I stood outside the Beauty Bar, talking on the phone with Chris and essentially telling him how much I don't really like the Beauty Bar. I don't think the door staff overheard me, but I felt loftily better than them for my brashness. They let me in without any scuffle. And I met Mig and Farrah and their numerous friends. I took a lot of pictures of them. Well, us, because obviously I was in most of the pictures, but you don't have to be obnoxious about it. So I like to take pictures -- who does it hurt? Farrah and I were dressed in similar stripes by sheer happenstance. We will call ourselves Jailbait from now on.
Farrah and I were delighted to see a photo booth, but when we huddled into it, we found that it was not plugged in. And despite the fact that unstoppable Farrah found and applied the plug, it never seemed to want to take our picture. So I took pictures on my own. Many, many pictures.

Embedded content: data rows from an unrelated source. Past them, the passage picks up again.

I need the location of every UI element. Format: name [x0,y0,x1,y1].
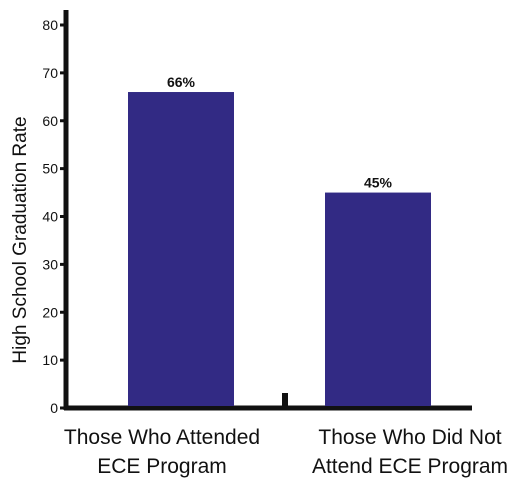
y-tick-label: 50 [42,161,58,177]
x-category-label-line: Those Who Did Not [318,426,501,449]
data-label: 45% [364,175,393,191]
y-tick-label: 10 [42,352,58,368]
y-tick-label: 20 [42,304,58,320]
x-category-label: Those Who Attended ECE Program [64,426,260,478]
y-tick-label: 40 [42,209,58,225]
y-tick-label: 80 [42,17,58,33]
y-tick-label: 30 [42,256,58,272]
y-tick-label: 0 [50,400,58,416]
x-category-label: Those Who Did Not Attend ECE Program [312,426,508,478]
x-category-label-line: Those Who Attended [64,426,260,449]
bar [128,92,234,407]
y-tick-label: 60 [42,113,58,129]
x-category-label-line: ECE Program [97,455,227,478]
x-category-separator [282,393,288,408]
x-category-label-line: Attend ECE Program [312,455,508,478]
bar [325,192,431,406]
y-axis-label: High School Graduation Rate [10,116,31,363]
data-label: 66% [167,74,196,90]
y-tick-label: 70 [42,65,58,81]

All in all, when the night was over, I liked this photo of Farrah best. She is like a porcelain-skinned, more-exoticized Dorothy Lamour. And I think that really rears its head in this photograph.
I made my way through the crowd a couple of times for various reasons. And I laughed at the unifying factor of Journey's Don't Stop Believing hitting the turntable. Do these people really like this song? Did they have a poster of Steve Perry on their locker in junior high like that one tough girl in my school. I think her name was Nola. She had written "fox" on the poster, and I crossed it out and wrote something like "gross" instead, and I felt pretty proud and strong, until she started asking us all who had done it and threatening that someone's ass was going to get kicked. I looked her squarely in the eyes and said I didn't know who had done it. And then I took a shame-filled coward's shower, washing my hair with Finesse shampoo. But seriously, I'm guilty of this myself, but I am amused by the thrill that runs through a crowd when an old, familar song comes on. It doesn't have to be something you liked. In fact, it's often better if it's something you didn't like. But when you hear those first few recognizable chords, you start moving to the beat and widening your eyes and singing along like a fool. And you can't possibly feel like a fool, because everyone else is doing it, too. And it's just the law of averages that not EVERYONE can be the town idiot. Right?

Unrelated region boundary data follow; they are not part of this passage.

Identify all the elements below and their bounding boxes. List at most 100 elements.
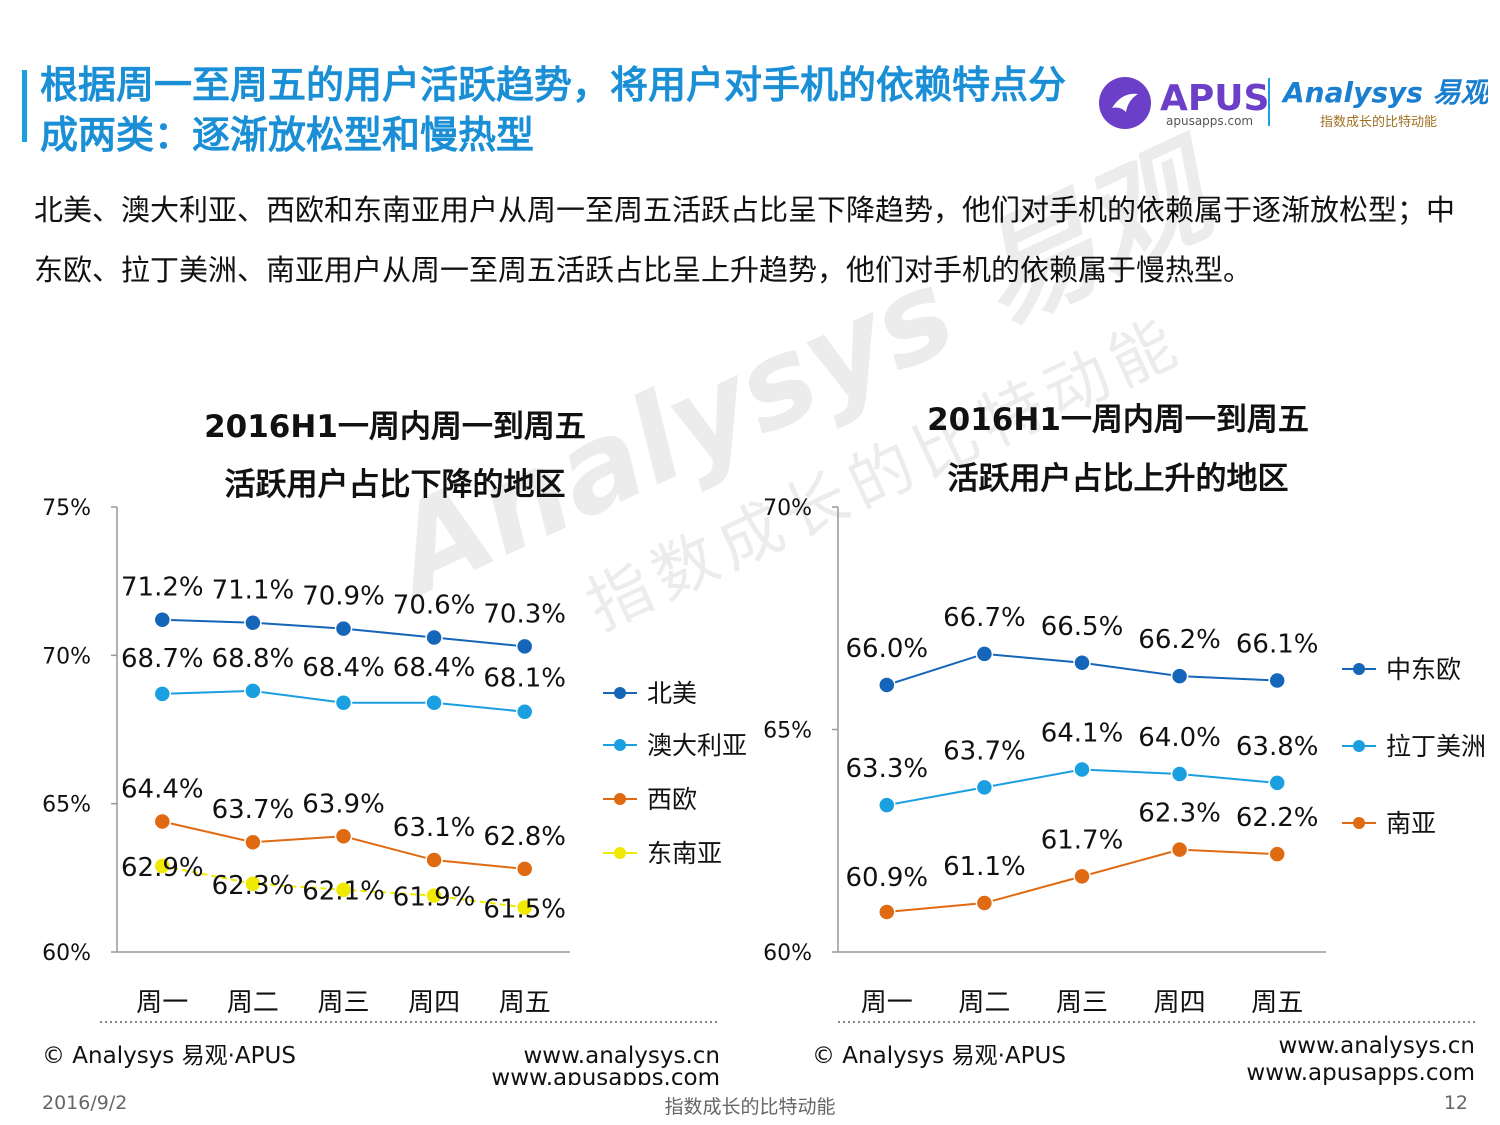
data-label: 64.0%	[1138, 723, 1221, 753]
data-label: 70.6%	[393, 591, 476, 621]
data-point	[244, 682, 262, 700]
chart-title-line: 2016H1一周内周一到周五	[204, 409, 586, 445]
chart-title-line: 2016H1一周内周一到周五	[927, 402, 1309, 438]
y-tick-label: 60%	[763, 941, 812, 966]
data-point	[1073, 867, 1091, 886]
analysys-logo-slogan: 指数成长的比特动能	[1320, 114, 1437, 130]
data-point	[878, 796, 896, 814]
data-point	[425, 886, 443, 905]
data-label: 71.2%	[121, 573, 204, 603]
data-label: 62.1%	[302, 877, 385, 907]
data-point	[1268, 774, 1286, 792]
data-label: 70.9%	[302, 582, 385, 612]
data-point	[1170, 667, 1189, 685]
data-label: 63.8%	[1236, 732, 1319, 762]
data-label: 68.4%	[393, 653, 476, 683]
data-point	[1073, 654, 1091, 672]
legend-marker	[614, 793, 626, 805]
x-tick-label: 周一	[861, 988, 913, 1018]
data-point	[153, 610, 172, 629]
data-point	[153, 685, 172, 703]
y-tick-label: 65%	[42, 793, 91, 818]
chart-declining: 2016H1一周内周一到周五 活跃用户占比下降的地区 60% 65% 70% 75% 周一 周…	[20, 385, 760, 1091]
logo-divider	[1268, 78, 1270, 126]
legend-marker	[1353, 817, 1365, 829]
x-tick-label: 周二	[227, 988, 279, 1018]
data-label: 63.1%	[393, 813, 476, 843]
data-label: 66.1%	[1236, 630, 1319, 660]
data-label: 61.1%	[943, 852, 1026, 882]
legend-entry: 西欧	[647, 785, 697, 814]
data-point	[975, 894, 994, 912]
legend-marker	[614, 687, 626, 699]
x-tick-label: 周三	[1056, 988, 1108, 1018]
x-tick-label: 周四	[408, 988, 460, 1018]
data-point	[975, 778, 994, 797]
data-label: 64.1%	[1041, 719, 1124, 749]
data-point	[334, 827, 353, 846]
legend-entry: 中东欧	[1386, 655, 1461, 684]
data-point	[878, 676, 896, 694]
legend-marker	[614, 739, 626, 751]
analysys-logo-text: Analysys 易观	[1281, 76, 1488, 109]
data-point	[878, 903, 896, 921]
data-point	[153, 857, 172, 875]
footer-date: 2016/9/2	[42, 1092, 128, 1114]
x-tick-label: 周四	[1154, 988, 1206, 1018]
data-label: 63.3%	[845, 754, 928, 784]
data-point	[515, 702, 534, 721]
footer-page-number: 12	[1443, 1092, 1468, 1114]
source-url-apus: www.apusapps.com	[1246, 1060, 1475, 1085]
page-title: 根据周一至周五的用户活跃趋势，将用户对手机的依赖特点分成两类：逐渐放松型和慢热型	[40, 63, 1067, 157]
source-url-apus: www.apusapps.com	[491, 1065, 720, 1085]
data-label: 70.3%	[483, 599, 566, 629]
legend-entry: 澳大利亚	[647, 731, 747, 760]
apus-logo-url: apusapps.com	[1166, 114, 1253, 128]
chart-rising: 2016H1一周内周一到周五 活跃用户占比上升的地区 60% 65% 70% 周一 周二 周三…	[760, 385, 1495, 1089]
source-left: © Analysys 易观·APUS	[42, 1043, 296, 1069]
data-label: 62.2%	[1236, 803, 1319, 833]
data-point	[334, 619, 353, 638]
data-point	[515, 898, 534, 917]
apus-logo-text: APUS	[1160, 78, 1269, 119]
legend-marker	[1353, 663, 1365, 675]
data-point	[975, 645, 994, 663]
data-point	[1073, 760, 1091, 779]
y-tick-label: 70%	[42, 644, 91, 669]
data-point	[244, 833, 262, 851]
data-point	[1170, 840, 1189, 859]
legend-marker	[1353, 740, 1365, 752]
x-tick-label: 周二	[958, 988, 1010, 1018]
data-point	[515, 637, 534, 656]
data-label: 62.9%	[121, 853, 204, 883]
data-point	[425, 694, 443, 712]
data-label: 68.1%	[483, 664, 566, 694]
x-tick-label: 周一	[136, 988, 188, 1018]
data-label: 68.7%	[121, 644, 204, 674]
data-point	[515, 860, 534, 878]
data-point	[244, 613, 262, 632]
data-label: 62.3%	[212, 871, 295, 901]
source-url-analysys: www.analysys.cn	[1278, 1033, 1475, 1059]
data-point	[1170, 765, 1189, 783]
data-point	[334, 694, 353, 712]
data-label: 62.3%	[1138, 799, 1221, 829]
data-label: 60.9%	[845, 863, 928, 893]
data-label: 68.8%	[212, 644, 295, 674]
data-label: 63.9%	[302, 789, 385, 819]
data-label: 71.1%	[212, 576, 295, 606]
footer-slogan: 指数成长的比特动能	[664, 1096, 836, 1118]
source-url-analysys: www.analysys.cn	[523, 1043, 720, 1069]
data-point	[1268, 671, 1286, 690]
legend-entry: 东南亚	[647, 839, 722, 868]
y-tick-label: 60%	[42, 941, 91, 966]
data-point	[425, 851, 443, 869]
data-label: 63.7%	[212, 795, 295, 825]
legend-marker	[614, 847, 626, 859]
y-tick-label: 75%	[42, 496, 91, 521]
chart-title-line: 活跃用户占比下降的地区	[225, 467, 566, 503]
legend-entry: 南亚	[1386, 809, 1436, 838]
y-tick-label: 65%	[763, 719, 812, 744]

We had a last hurrah at the Burgundy Room, where the singalong trend continued. Joan Jett has a way of bringing out the singer in all of us.
I really was tempted to have one of those hot dogs. That's what it's like at the end of the night. Farrah made it her task to save me from myself. And I guess I'm grateful. We headed over to the 101 Coffee Shop, where we were treated like homeless people, made to wait at a table for a half hour, after which we were told that the kitchen was closed. I have never seen such a thing. I wanted to punch someone. Or bend a spoon and leave it on the table for them to find. Ha.
So, after all the parking challenges of that neighborhood, Farrah suggested Swingers instead, and we raced their four o'clock closing time to get our burgers and onion rings and ranch dressing and whatever else. By that point, our party of eight had dwindled to just Farrah, Mig, Chris, and me, but we all got what we ordered, and I made it home to relieve my dog and congratulate her on her good girlness. I didn't find the place where she peed on my carpet until this morning.
And now, with deadlines pressing in on me like the walls of the garbage compactor on the Death Star, I'm looking for something with leverage. My addled brain is saying, "Cheeseburger? No, no, no. That's wrong." At least I'm not so far gone that I can't tell when I'm just being dumb.